RWKV 7B World Novel 128k

Property	Value
Model Size	7B parameters
Context Length	128,000 tokens
License	Apache-2.0
Training Hardware	4x A800 GPUs
Training Duration	40 hours

What is rwkv-7B-world-novel-128k?

The rwkv-7B-world-novel-128k is a groundbreaking language model that achieved a milestone as the first 128k context model based on the RWKV architecture. Released on August 10, 2023, it specializes in novel writing and features exceptional multi-language capabilities through its RWKV world tokenizer implementation.

Implementation Details

The model was trained on a diverse dataset combination including instruction datasets, Chinese web novels, and traditional wuxia literature. The training process involved 1.3B tokens and utilized 4 A800 GPUs over 40 hours. The model can be run with 16GB VRAM in FP16 mode or 8GB VRAM in FP16i8 mode.

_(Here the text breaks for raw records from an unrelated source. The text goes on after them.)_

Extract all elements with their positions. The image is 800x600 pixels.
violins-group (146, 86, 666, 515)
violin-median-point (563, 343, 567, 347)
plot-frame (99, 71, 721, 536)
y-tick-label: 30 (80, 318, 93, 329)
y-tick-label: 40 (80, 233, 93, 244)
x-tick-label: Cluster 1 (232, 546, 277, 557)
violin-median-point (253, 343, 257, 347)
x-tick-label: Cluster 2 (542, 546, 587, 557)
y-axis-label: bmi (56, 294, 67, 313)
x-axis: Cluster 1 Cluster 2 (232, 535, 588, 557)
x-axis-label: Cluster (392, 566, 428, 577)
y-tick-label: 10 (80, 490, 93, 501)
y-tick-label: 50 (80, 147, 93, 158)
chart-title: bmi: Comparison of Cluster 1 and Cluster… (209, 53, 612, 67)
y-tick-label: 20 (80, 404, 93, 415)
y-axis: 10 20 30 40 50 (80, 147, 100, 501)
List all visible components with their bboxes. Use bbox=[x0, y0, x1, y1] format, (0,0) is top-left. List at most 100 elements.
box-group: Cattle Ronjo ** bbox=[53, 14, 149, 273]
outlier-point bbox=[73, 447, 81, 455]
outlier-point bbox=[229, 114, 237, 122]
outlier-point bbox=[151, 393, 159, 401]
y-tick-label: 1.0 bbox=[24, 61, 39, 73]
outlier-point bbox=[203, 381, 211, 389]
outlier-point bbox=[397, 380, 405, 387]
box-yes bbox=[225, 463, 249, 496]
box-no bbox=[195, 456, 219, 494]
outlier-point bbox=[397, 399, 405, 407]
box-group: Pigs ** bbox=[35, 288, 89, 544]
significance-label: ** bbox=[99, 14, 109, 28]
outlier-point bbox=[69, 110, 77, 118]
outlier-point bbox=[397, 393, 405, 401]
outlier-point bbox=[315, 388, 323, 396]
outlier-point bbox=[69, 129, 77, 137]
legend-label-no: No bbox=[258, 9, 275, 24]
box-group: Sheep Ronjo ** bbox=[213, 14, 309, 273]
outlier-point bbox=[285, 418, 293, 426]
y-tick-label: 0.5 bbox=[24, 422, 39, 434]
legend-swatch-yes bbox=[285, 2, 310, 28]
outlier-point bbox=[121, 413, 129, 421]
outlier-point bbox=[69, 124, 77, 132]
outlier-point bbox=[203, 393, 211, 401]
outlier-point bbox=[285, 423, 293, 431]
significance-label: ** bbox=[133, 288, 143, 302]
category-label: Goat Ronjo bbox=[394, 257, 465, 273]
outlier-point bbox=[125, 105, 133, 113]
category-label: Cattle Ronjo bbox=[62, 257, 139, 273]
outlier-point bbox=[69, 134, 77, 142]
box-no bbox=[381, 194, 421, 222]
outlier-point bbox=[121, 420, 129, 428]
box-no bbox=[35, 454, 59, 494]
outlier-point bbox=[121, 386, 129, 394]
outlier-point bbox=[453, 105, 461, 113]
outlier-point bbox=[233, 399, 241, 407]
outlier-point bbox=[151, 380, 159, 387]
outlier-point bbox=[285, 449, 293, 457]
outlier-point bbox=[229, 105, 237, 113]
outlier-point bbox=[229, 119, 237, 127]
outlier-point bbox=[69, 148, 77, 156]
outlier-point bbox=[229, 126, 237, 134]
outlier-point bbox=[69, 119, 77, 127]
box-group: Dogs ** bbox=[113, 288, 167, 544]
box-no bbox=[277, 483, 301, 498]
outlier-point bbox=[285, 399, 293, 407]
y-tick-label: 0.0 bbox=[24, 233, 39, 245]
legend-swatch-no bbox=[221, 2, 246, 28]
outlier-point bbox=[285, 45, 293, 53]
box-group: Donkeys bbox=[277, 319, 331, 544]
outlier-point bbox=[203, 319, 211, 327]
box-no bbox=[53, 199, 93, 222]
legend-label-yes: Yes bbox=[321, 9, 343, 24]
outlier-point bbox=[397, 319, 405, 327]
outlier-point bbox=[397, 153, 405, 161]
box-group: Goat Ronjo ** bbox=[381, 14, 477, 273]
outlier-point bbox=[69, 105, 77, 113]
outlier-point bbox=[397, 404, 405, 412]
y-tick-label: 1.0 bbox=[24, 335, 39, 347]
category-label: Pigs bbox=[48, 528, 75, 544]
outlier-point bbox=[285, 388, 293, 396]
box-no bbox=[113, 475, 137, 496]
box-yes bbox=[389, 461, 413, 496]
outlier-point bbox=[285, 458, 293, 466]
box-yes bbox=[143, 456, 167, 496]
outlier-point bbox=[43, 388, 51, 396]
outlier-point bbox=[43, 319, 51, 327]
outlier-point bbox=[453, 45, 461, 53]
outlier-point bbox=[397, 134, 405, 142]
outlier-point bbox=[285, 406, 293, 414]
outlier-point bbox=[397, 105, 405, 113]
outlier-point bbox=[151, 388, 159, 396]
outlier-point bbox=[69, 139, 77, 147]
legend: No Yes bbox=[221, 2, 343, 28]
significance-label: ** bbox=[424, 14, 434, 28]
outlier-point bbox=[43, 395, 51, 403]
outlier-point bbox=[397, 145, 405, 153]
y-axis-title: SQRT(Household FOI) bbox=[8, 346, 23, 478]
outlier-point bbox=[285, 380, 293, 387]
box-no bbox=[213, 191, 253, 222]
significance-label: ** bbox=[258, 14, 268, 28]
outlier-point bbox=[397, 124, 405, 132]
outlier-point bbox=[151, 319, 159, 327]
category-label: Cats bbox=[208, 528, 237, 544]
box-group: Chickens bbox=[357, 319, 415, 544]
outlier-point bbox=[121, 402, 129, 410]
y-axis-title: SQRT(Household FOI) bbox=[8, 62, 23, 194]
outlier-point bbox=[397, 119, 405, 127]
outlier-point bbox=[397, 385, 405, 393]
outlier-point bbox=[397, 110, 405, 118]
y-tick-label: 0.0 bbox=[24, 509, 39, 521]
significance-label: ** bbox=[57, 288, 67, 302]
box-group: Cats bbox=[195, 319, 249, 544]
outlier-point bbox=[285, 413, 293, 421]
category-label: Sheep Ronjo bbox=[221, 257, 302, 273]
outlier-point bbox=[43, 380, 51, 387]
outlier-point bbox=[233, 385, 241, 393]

Implements RWKV world tokenizer for 1:1 word-to-token ratio
Supports 128k context window for long-form content processing
Trained using TrainChatGalRWKV repository
Optimized for both creative and precise outputs through temperature adjustment

Core Capabilities

Long-context summarization (tested up to 85k tokens)
Multi-language support with efficient tokenization
Novel and creative writing generation
Flexible temperature settings (0.1-0.2 for precise answers, 1-2.x for creative content)

Frequently Asked Questions

Q: What makes this model unique?

This model stands out as the first RWKV architecture to achieve a 128k context window, combined with its efficient 1:1 tokenization ratio for multiple languages. This makes it particularly suitable for long-form content generation and processing.

Q: What are the recommended use cases?

The model excels in novel writing, long-form content summarization, and creative writing tasks. It's particularly effective for projects requiring extensive context understanding and multi-language capabilities.